You are here
LITTLE ROCK, Ark. -- Murphy Oil Corp.'s first-quarter profits were up nearly 12 percent as international crude prices allowed the Arkansas oil driller to get top dollar for its reserves, reported the Arkansas News Bureau.
The El Dorado, Ark.-based oil company, which operates nearly 700 gasoline stations at Wal-Mart locations, also said that record-high pump prices will boost the company's quarterly profits for the rest of the year.
For the period ended March 31, Murphy reported net income of $98.2 million, compared to $87.1 million a year ago. Murphy's revenue rose 31 percent to $1.65 billion, compared to $1.26 billion a year earlier.
Higher earnings in the company's oil exploration and production were able to offset losses in refining and marketing operations and higher net costs from corporate functions, according to Claiborne Deming, Murphy's president and CEO.

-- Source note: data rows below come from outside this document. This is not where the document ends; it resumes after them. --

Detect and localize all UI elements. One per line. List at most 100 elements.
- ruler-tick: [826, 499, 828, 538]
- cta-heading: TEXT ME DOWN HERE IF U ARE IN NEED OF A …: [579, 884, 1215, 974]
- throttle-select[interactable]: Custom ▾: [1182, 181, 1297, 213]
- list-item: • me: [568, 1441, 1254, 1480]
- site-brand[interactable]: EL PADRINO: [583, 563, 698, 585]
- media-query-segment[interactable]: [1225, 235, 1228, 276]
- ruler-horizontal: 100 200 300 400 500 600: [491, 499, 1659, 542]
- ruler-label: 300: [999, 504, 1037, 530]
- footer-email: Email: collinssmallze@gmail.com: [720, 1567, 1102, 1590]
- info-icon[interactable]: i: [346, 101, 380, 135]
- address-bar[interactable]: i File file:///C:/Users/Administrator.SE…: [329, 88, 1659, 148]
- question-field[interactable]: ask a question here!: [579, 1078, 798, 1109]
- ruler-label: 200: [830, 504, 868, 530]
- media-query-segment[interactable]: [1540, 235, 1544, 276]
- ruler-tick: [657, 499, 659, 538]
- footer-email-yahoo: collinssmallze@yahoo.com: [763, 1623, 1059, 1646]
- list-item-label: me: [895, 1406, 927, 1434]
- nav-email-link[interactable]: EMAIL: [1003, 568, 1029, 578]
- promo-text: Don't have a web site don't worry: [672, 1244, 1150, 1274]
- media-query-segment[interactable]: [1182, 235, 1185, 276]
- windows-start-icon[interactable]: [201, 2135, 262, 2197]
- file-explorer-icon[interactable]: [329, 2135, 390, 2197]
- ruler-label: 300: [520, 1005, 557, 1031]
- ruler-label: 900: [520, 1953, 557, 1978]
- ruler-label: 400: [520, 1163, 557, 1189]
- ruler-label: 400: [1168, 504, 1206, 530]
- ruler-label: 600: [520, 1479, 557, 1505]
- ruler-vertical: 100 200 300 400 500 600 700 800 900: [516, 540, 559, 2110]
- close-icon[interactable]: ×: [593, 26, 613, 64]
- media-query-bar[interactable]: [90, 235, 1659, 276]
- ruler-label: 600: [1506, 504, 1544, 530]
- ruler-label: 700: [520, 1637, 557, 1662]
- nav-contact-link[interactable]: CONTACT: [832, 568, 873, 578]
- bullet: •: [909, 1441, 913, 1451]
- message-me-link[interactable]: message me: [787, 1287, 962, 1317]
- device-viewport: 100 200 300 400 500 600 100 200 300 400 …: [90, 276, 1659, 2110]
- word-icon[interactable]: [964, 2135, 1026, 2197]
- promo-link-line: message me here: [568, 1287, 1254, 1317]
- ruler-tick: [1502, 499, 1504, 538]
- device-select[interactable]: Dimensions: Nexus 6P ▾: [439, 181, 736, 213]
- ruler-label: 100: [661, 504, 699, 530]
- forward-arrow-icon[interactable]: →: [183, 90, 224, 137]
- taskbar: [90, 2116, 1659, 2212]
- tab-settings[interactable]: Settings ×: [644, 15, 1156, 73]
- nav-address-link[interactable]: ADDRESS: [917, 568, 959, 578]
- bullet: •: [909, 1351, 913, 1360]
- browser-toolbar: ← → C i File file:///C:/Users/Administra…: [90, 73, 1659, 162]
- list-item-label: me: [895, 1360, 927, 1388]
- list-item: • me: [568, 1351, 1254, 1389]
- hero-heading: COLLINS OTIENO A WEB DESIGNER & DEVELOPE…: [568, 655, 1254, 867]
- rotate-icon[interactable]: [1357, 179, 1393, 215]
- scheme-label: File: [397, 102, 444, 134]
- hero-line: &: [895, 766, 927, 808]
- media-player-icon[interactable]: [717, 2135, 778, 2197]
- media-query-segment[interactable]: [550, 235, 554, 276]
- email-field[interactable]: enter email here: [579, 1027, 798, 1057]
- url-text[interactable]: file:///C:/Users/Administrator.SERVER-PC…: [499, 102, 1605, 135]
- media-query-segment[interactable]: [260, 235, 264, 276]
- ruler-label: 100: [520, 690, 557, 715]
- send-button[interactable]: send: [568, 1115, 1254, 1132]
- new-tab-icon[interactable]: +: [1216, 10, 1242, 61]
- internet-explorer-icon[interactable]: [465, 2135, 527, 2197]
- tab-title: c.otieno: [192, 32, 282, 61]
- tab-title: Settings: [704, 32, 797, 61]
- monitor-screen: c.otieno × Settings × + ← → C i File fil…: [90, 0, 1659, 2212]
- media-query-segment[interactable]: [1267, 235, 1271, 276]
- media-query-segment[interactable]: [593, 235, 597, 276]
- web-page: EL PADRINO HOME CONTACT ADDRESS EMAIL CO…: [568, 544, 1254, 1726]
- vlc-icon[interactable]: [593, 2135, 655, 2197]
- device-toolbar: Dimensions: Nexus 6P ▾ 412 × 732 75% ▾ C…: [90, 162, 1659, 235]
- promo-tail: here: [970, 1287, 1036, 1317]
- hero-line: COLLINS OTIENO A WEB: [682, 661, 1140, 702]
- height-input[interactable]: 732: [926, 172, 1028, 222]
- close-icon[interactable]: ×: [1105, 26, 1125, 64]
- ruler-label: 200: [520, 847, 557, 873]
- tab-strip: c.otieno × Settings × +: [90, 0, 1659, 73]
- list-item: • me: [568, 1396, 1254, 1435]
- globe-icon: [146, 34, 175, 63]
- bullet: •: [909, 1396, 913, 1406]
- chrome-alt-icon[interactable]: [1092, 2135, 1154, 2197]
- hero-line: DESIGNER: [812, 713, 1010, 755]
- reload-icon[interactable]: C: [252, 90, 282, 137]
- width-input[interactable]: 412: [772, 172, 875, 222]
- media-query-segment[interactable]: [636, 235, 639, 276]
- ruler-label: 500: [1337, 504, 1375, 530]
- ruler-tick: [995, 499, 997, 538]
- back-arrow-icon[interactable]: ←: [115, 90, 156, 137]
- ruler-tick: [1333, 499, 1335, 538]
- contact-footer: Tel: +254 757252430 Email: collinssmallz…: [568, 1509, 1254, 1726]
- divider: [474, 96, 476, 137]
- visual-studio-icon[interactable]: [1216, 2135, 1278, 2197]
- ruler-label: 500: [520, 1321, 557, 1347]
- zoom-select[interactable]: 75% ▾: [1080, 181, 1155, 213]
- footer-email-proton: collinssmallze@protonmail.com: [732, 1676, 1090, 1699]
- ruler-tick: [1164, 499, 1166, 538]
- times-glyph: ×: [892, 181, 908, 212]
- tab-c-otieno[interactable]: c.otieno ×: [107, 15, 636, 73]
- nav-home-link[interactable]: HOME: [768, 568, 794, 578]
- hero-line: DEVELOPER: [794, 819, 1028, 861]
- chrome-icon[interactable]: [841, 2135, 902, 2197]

"Based on stronger oil and gas prices in 2004, Murphy's first quarter consolidated earnings were the best since the second quarter of 2003," Deming said in a statement.

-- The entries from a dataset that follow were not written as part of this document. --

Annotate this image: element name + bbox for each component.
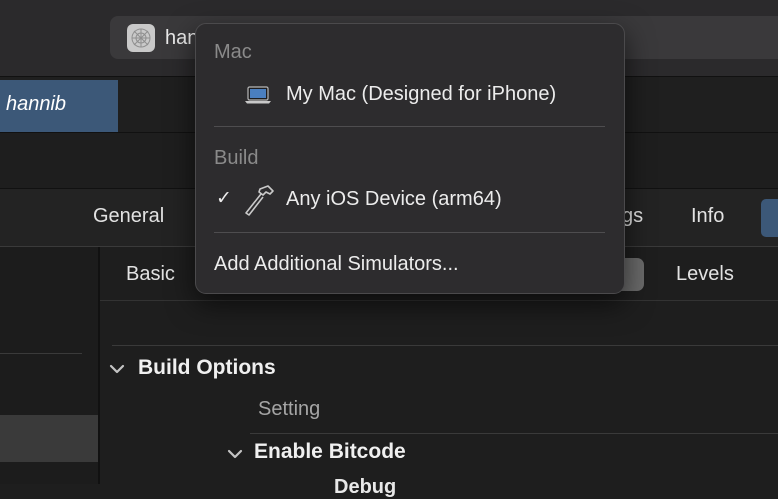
app-icon xyxy=(127,24,155,52)
menu-section-header: Build xyxy=(214,147,259,169)
section-title[interactable]: Build Options xyxy=(138,356,276,380)
divider xyxy=(250,433,778,434)
chevron-down-icon[interactable] xyxy=(108,360,126,383)
filter-basic-button[interactable]: Basic xyxy=(126,263,175,286)
tab-info[interactable]: Info xyxy=(691,205,724,228)
divider xyxy=(0,353,82,354)
menu-separator xyxy=(214,232,605,233)
tab-selected[interactable] xyxy=(761,199,778,237)
menu-item-add-simulators[interactable]: Add Additional Simulators... xyxy=(214,253,459,276)
navigator-item-label: hannib xyxy=(6,93,67,115)
menu-separator xyxy=(214,126,605,127)
chevron-down-icon[interactable] xyxy=(226,445,244,468)
hammer-icon xyxy=(242,183,276,222)
menu-item-my-mac[interactable]: My Mac (Designed for iPhone) xyxy=(286,83,556,106)
target-row-selected[interactable] xyxy=(0,415,98,462)
menu-item-any-ios-device[interactable]: Any iOS Device (arm64) xyxy=(286,188,502,211)
setting-row-title[interactable]: Enable Bitcode xyxy=(254,440,406,464)
setting-subrow-label[interactable]: Debug xyxy=(334,476,396,499)
laptop-icon xyxy=(244,84,272,111)
filter-levels-button[interactable]: Levels xyxy=(676,263,734,286)
divider xyxy=(112,345,778,346)
tab-general[interactable]: General xyxy=(93,205,164,228)
tab-build-settings[interactable]: gs xyxy=(622,205,643,228)
checkmark-icon: ✓ xyxy=(216,188,232,209)
menu-section-header: Mac xyxy=(214,41,252,63)
column-header-setting: Setting xyxy=(258,398,321,420)
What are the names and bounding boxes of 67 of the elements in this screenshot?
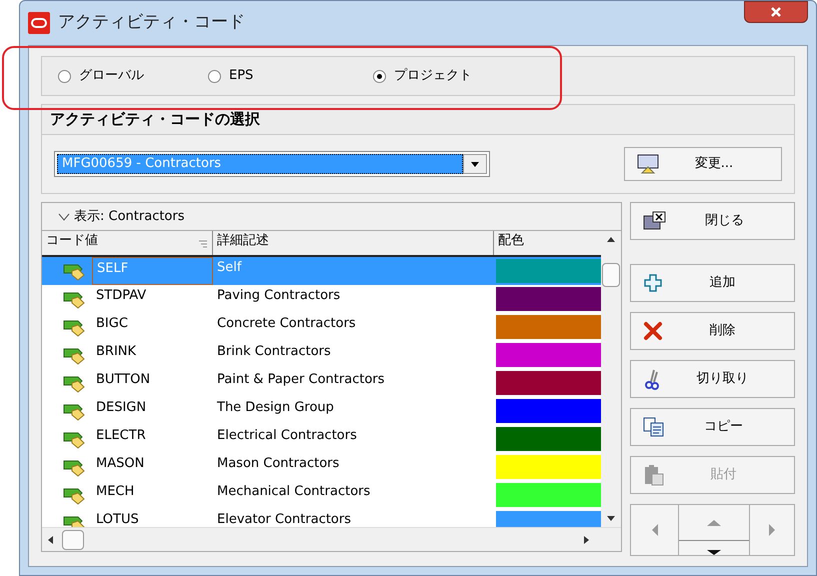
action-button[interactable]: コピー bbox=[630, 408, 795, 446]
delete-icon bbox=[643, 321, 663, 341]
column-header[interactable]: コード値 bbox=[42, 231, 213, 255]
up-arrow-icon bbox=[706, 518, 722, 526]
right-arrow-icon bbox=[768, 523, 776, 537]
description-cell-text: Concrete Contractors bbox=[216, 315, 357, 333]
table-row[interactable]: STDPAV Paving Contractors bbox=[42, 285, 601, 313]
description-cell-text: Paint & Paper Contractors bbox=[216, 371, 386, 389]
table-row[interactable]: LOTUS Elevator Contractors bbox=[42, 509, 601, 527]
scroll-right-icon bbox=[583, 534, 591, 544]
down-arrow-icon bbox=[706, 549, 722, 555]
monitor-icon bbox=[637, 154, 659, 174]
horizontal-scrollbar[interactable] bbox=[42, 527, 621, 551]
scope-radio[interactable]: グローバル bbox=[58, 66, 208, 86]
close-button[interactable] bbox=[744, 1, 808, 23]
vertical-scrollbar[interactable] bbox=[601, 231, 621, 527]
code-cell-text: MASON bbox=[95, 455, 146, 473]
table-row[interactable]: BUTTON Paint & Paper Contractors bbox=[42, 369, 601, 397]
action-button[interactable]: 追加 bbox=[630, 264, 795, 302]
collapse-chevron-icon bbox=[58, 212, 70, 222]
clipboard-icon bbox=[643, 464, 665, 486]
code-cell-text: LOTUS bbox=[95, 511, 140, 527]
code-cell-text: STDPAV bbox=[95, 287, 148, 305]
code-cell-text: MECH bbox=[95, 483, 136, 501]
code-cell-text: BUTTON bbox=[95, 371, 152, 389]
scroll-thumb[interactable] bbox=[62, 530, 84, 550]
window-close-icon bbox=[643, 211, 667, 231]
left-arrow-icon bbox=[650, 523, 658, 537]
table-row[interactable]: BIGC Concrete Contractors bbox=[42, 313, 601, 341]
scroll-up-icon bbox=[606, 235, 616, 243]
description-cell-text: Self bbox=[216, 259, 243, 277]
description-cell-text: Electrical Contractors bbox=[216, 427, 358, 445]
close-icon bbox=[770, 6, 782, 18]
scope-radio[interactable]: EPS bbox=[208, 66, 373, 86]
change-button[interactable]: 変更... bbox=[624, 147, 782, 181]
description-cell-text: Brink Contractors bbox=[216, 343, 332, 361]
scope-radio[interactable]: プロジェクト bbox=[373, 66, 523, 86]
code-cell: SELF bbox=[92, 257, 213, 285]
copy-icon bbox=[643, 417, 665, 437]
code-cell-text: ELECTR bbox=[95, 427, 147, 445]
code-cell-text: BRINK bbox=[95, 343, 138, 361]
app-logo-icon bbox=[28, 12, 50, 34]
window-title: アクティビティ・コード bbox=[58, 11, 245, 34]
table-row[interactable]: ELECTR Electrical Contractors bbox=[42, 425, 601, 453]
plus-icon bbox=[643, 273, 663, 293]
description-cell-text: Mechanical Contractors bbox=[216, 483, 372, 501]
table-row[interactable]: BRINK Brink Contractors bbox=[42, 341, 601, 369]
description-cell-text: Mason Contractors bbox=[216, 455, 340, 473]
section-title: アクティビティ・コードの選択 bbox=[42, 105, 794, 135]
column-header[interactable]: 配色 bbox=[494, 231, 601, 255]
code-cell-text: DESIGN bbox=[95, 399, 148, 417]
action-button[interactable]: 閉じる bbox=[630, 202, 795, 240]
action-button[interactable]: 切り取り bbox=[630, 360, 795, 398]
description-cell-text: Paving Contractors bbox=[216, 287, 342, 305]
table-row[interactable]: DESIGN The Design Group bbox=[42, 397, 601, 425]
column-header[interactable]: 詳細記述 bbox=[213, 231, 494, 255]
scroll-left-icon bbox=[46, 534, 54, 544]
scroll-thumb[interactable] bbox=[602, 263, 620, 287]
filter-label: 表示: Contractors bbox=[74, 208, 185, 226]
sort-icon bbox=[198, 239, 208, 249]
code-cell-text: BIGC bbox=[95, 315, 129, 333]
table-row[interactable]: MECH Mechanical Contractors bbox=[42, 481, 601, 509]
scroll-down-icon bbox=[606, 515, 616, 523]
action-button[interactable]: 削除 bbox=[630, 312, 795, 350]
description-cell-text: Elevator Contractors bbox=[216, 511, 352, 527]
table-row[interactable]: MASON Mason Contractors bbox=[42, 453, 601, 481]
description-cell-text: The Design Group bbox=[216, 399, 335, 417]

Record-high oil prices experienced in the first quarter were forecasted to weaken in the second quarter, "but have thus far held strong based on high demand and an effective curtailment of production by OPEC," he added.

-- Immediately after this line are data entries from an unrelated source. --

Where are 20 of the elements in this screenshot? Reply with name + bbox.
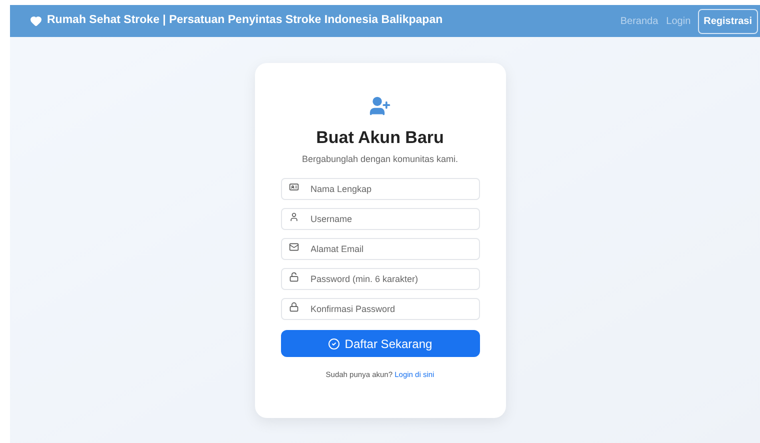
register-button[interactable]: Daftar Sekarang — [280, 330, 480, 357]
input-field[interactable]: Username — [280, 208, 480, 230]
nav-link[interactable]: Registrasi — [698, 8, 758, 34]
check-circle-icon — [328, 338, 340, 350]
input-field[interactable]: Nama Lengkap — [280, 178, 480, 200]
card-title: Buat Akun Baru — [316, 127, 444, 149]
heart-icon — [30, 15, 42, 27]
lock-icon — [288, 302, 298, 312]
id-card-icon — [288, 182, 298, 192]
nav-link[interactable]: Beranda — [619, 14, 660, 28]
open-lock-icon — [288, 272, 298, 282]
envelope-icon — [288, 242, 298, 252]
brand-title[interactable]: Rumah Sehat Stroke | Persatuan Penyintas Stroke Indonesia Balikpapan — [47, 12, 443, 30]
add-user-icon — [369, 95, 391, 117]
input-field[interactable]: Password (min. 6 karakter) — [280, 268, 480, 290]
input-field[interactable]: Konfirmasi Password — [280, 298, 480, 320]
input-field[interactable]: Alamat Email — [280, 238, 480, 260]
card-subtitle: Bergabunglah dengan komunitas kami. — [302, 152, 458, 166]
user-icon — [288, 212, 298, 222]
nav-link[interactable]: Login — [665, 14, 692, 28]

Murphy also expects future earnings to continue climbing, forecasting second-quarter profits between 90 cents and $1.20 per share and daily oil production to spike up to 117,000 barrels of oil per day, according to the news source.
Murphy's refining and retail operation also will see stronger results in the second quarter, Deming said, with the completion of maintenance work at the company's Meraux, La.-based refinery and as more vacationers hit the road in the summer.